The basepri register is one of the system control registers in ARM Cortex-M processors. It allows setting the base priority mask level that determines the lowest priority of exceptions allowed to interrupt the execution of code running in Thread mode. The basepri register plays a key role in the ARM Cortex-M nested vectored interrupt controller (NVIC) for managing interrupt priorities and preemption.
Overview of basepri
The basepri register is an 8-bit read/write register that contains the value of the base priority mask. This mask value determines the lowest priority level of exception that is allowed to interrupt the execution of threads in Thread mode. The lower 5 bits of the basepri are used to hold the mask value. The upper 3 bits are reserved and must be kept as 0.
The priority levels in Cortex-M NVIC range from 0 to 255, with 0 being the highest priority and 255 the lowest.
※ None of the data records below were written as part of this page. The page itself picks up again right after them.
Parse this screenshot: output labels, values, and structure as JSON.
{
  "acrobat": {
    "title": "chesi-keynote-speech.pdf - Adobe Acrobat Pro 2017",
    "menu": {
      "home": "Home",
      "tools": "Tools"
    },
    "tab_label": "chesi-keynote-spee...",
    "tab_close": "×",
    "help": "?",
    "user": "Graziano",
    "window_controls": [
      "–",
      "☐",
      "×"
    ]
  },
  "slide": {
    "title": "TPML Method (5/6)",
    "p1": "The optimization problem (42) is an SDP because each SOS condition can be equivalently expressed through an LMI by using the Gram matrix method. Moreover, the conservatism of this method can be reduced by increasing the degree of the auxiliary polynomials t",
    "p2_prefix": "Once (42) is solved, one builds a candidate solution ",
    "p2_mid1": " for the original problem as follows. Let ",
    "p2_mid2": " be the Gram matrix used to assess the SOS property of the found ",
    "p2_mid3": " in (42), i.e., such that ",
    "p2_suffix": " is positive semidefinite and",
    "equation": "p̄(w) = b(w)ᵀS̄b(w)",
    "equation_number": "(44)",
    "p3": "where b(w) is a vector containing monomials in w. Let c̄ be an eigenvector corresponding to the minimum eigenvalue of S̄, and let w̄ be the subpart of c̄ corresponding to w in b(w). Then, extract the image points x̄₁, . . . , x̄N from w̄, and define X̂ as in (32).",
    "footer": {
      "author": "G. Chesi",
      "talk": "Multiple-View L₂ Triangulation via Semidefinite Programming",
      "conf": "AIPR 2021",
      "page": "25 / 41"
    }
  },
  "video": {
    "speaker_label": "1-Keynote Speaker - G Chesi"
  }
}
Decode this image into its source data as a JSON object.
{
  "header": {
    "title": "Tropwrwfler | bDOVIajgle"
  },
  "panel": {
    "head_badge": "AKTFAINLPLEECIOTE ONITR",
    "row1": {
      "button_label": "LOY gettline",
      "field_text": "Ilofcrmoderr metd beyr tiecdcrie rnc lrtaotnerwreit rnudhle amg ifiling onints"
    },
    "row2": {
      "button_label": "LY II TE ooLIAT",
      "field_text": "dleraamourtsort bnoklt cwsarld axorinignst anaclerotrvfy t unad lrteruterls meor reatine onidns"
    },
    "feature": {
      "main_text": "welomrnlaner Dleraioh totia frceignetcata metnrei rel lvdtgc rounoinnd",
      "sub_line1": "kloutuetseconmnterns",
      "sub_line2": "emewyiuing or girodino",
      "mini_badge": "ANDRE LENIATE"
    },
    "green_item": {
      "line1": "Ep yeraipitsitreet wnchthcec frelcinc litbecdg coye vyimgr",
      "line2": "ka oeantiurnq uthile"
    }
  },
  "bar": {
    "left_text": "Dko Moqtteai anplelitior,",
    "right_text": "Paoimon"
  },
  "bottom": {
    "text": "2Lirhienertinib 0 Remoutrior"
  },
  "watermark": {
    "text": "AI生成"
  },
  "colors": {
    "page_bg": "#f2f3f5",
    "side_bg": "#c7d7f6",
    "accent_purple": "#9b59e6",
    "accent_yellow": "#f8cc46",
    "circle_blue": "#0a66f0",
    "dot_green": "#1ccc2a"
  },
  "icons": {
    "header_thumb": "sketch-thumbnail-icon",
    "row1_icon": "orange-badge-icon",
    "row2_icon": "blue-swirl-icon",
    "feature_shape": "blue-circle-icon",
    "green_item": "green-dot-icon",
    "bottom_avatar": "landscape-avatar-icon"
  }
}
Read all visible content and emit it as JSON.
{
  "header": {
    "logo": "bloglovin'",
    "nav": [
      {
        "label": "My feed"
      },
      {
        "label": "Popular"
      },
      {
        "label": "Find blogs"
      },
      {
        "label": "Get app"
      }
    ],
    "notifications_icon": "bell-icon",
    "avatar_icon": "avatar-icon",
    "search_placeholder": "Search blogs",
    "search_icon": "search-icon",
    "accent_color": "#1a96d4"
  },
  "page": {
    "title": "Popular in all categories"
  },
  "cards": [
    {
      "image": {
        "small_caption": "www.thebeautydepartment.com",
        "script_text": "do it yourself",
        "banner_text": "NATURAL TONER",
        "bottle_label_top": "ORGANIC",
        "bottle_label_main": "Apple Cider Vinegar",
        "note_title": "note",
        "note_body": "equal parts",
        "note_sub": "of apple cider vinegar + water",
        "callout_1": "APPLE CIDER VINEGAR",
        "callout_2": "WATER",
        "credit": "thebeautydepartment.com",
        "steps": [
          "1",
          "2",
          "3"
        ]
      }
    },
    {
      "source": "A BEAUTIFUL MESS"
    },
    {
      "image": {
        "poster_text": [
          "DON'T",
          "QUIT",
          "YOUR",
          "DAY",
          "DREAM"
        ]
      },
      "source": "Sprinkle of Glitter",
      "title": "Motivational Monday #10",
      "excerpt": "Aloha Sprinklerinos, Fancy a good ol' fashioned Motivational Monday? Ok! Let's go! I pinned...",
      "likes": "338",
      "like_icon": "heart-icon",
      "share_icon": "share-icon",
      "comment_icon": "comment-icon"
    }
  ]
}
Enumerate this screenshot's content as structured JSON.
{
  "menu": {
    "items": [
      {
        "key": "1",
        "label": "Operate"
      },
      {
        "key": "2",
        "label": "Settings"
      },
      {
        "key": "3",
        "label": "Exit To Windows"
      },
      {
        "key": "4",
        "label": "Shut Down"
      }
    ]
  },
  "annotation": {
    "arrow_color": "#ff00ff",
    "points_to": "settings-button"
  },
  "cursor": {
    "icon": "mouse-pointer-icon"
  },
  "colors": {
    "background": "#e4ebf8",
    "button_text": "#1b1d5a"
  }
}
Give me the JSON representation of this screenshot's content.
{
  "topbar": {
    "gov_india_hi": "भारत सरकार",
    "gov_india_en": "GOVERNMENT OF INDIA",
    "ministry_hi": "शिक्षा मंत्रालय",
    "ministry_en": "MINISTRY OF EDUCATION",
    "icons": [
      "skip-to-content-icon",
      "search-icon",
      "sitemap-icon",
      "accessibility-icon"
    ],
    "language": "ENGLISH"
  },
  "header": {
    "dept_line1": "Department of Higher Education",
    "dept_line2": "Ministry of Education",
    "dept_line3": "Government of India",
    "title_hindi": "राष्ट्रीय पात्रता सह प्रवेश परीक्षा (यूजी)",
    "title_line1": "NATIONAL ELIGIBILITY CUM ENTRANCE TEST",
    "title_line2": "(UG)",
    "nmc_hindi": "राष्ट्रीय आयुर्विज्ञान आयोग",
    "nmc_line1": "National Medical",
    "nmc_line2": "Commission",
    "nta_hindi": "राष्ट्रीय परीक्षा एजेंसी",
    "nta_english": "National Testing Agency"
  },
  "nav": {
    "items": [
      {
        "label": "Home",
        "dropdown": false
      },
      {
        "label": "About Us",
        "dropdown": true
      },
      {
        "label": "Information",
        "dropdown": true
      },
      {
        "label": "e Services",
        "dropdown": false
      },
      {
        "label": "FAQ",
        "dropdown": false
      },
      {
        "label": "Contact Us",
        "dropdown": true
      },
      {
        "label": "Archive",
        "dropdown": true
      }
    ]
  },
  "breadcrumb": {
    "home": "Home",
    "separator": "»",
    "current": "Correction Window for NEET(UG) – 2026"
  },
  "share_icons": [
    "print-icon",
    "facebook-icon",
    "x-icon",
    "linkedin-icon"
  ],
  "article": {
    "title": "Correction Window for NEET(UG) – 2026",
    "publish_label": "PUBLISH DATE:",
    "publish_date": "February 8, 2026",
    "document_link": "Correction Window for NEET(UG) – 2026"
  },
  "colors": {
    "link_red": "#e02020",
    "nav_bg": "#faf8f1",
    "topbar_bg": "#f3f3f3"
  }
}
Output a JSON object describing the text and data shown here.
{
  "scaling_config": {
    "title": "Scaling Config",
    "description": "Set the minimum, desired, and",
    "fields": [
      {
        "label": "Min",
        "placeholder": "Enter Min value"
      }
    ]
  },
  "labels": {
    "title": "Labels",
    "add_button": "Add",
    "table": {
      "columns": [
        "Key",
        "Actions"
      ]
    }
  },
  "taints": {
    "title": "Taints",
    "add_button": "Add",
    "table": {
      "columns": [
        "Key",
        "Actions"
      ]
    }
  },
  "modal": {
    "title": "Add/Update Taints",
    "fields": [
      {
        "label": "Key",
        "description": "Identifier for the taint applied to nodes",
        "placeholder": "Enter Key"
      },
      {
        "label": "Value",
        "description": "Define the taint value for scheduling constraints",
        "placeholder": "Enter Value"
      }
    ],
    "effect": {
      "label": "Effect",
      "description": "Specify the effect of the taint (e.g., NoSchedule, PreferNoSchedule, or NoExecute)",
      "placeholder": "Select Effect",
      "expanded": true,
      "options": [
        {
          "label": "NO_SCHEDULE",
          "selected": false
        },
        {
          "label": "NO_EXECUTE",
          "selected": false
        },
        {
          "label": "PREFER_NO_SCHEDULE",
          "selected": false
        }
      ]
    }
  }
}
When basepri is set to a non-zero value N, it masks all interrupt priority levels lower than N from interrupting thread execution. Priority levels higher than N can still cause exceptions and preempt thread execution.
For example, setting basepri to 16 prevents all priority levels 16 and below from generating exceptions when threads are running. But higher priority interrupts like levels 15, 14, etc can still preempt thread execution. basepri does not affect exceptions running in Handler mode.
Effects of basepri
The key effects of the basepri register are:
- It sets a priority mask level N below which no exceptions are generated when threads are executing in Thread mode.
- Exceptions with priorities higher than N can still preempt running threads.
- basepri does not affect exceptions happening in Handler mode.
- Setting basepri to 0 disables its masking effect and allows all exception priority levels.
- basepri directly controls the priority masking without interacting with PRIMASK or FAULTMASK.
- basepri allows threads to avoid lower priority interrupts without having to alter actual interrupt priorities.
By controlling the base priority mask level dynamically via basepri, threads can temporarily block lower priority exceptions without modifying the core NVIC priorities. This provides flexible run-time management of preemption in Cortex-M devices.
Controlling preemption with basepri
The basepri register is commonly used by threads to manage preemption during critical sections of code. A thread can raise its base priority mask level to prevent lower priority interrupts from occurring during sensitive processing. This avoids the need to change the actual NVIC priorities globally.
A typical usage pattern is: /* Read current basepri value */ uint32_t tmp = basepri_read(); /* Set basepri to new level to block interrupts */ basepri_set(NEW_LEVEL); /* Critical section */ /* Restore basepri to original level */ basepri_set(tmp);
This allows the thread to execute critical code without interference from most lower priority exceptions. The original basepri value is restored after, so normal preemption resumes afterwards.
Startup basepri state
At system reset, the basepri register resets to 0. This allows exceptions of all priority levels to be generated. Software needs to explicitly program basepri to utilize its priority masking capabilities.
Accessing basepri
There are a few ways to access and modify the basepri register in Cortex-M devices:
- Direct read/write using the MRS and MSR instructions.
- Using the CMSIS intrinsics basepri_read() and basepri_set().
- Using CMSIS-Core functions like __get_BASEPRI() and __set_BASEPRI().
- Setting basepri in exception handler code on exception entry/exit.
It is common to use the CMSIS intrinsics to get and set basepri during thread execution. The CMSIS functions can be used in exception handlers. Direct MRS/MSR access is useful for bare metal programming without an RTOS.
basepri vs PRIMASK vs FAULTMASK
The basepri register operates independently of the PRIMASK and FAULTMASK registers which also control exception masking in Cortex-M. The differences are:
- basepri sets a priority threshold, lower priority exceptions are masked.
- PRIMASK globally disables all exceptions when set to 1.
- FAULTMASK masks all exceptions during a fault sequence.
basepri allows finer grained control during normal operation. PRIMASK can fully mask exceptions without having to set basepri to the max value of 255. FAULTMASK is hardware controlled during fault handling.
basepri takes priority over PRIMASK and FAULTMASK – setting basepri prevents exceptions below its mask level regardless of the PRIMASK/FAULTMASK state.
Uses of basepri
The main uses of the basepri register are:
- Blocking interrupts during critical sections without modifying global priorities.
- Priority ceiling emulation for mutexes or resource locking.
- Ensuring minimum interrupt latency for time critical interrupts.
- Preventing priority inversion for real-time applications.
- Improving determinism and robustness of interrupt handling.
With careful programming of basepri, interrupt response and latency can be optimized. basepri gives developers and RTOSes more control over managing preemption in Cortex-M implementations.
Conclusion
The basepri register is an important mechanism for controlling interrupt preemption in ARM Cortex-M processors. It allows setting a priority mask threshold below which exceptions will not interrupt thread execution, while still allowing higher priority exceptions. This enables critical code sections to run without lower priority interference. basepri gives developers more flexibility in managing preemption and interrupt latencies without having to alter global NVIC priorities.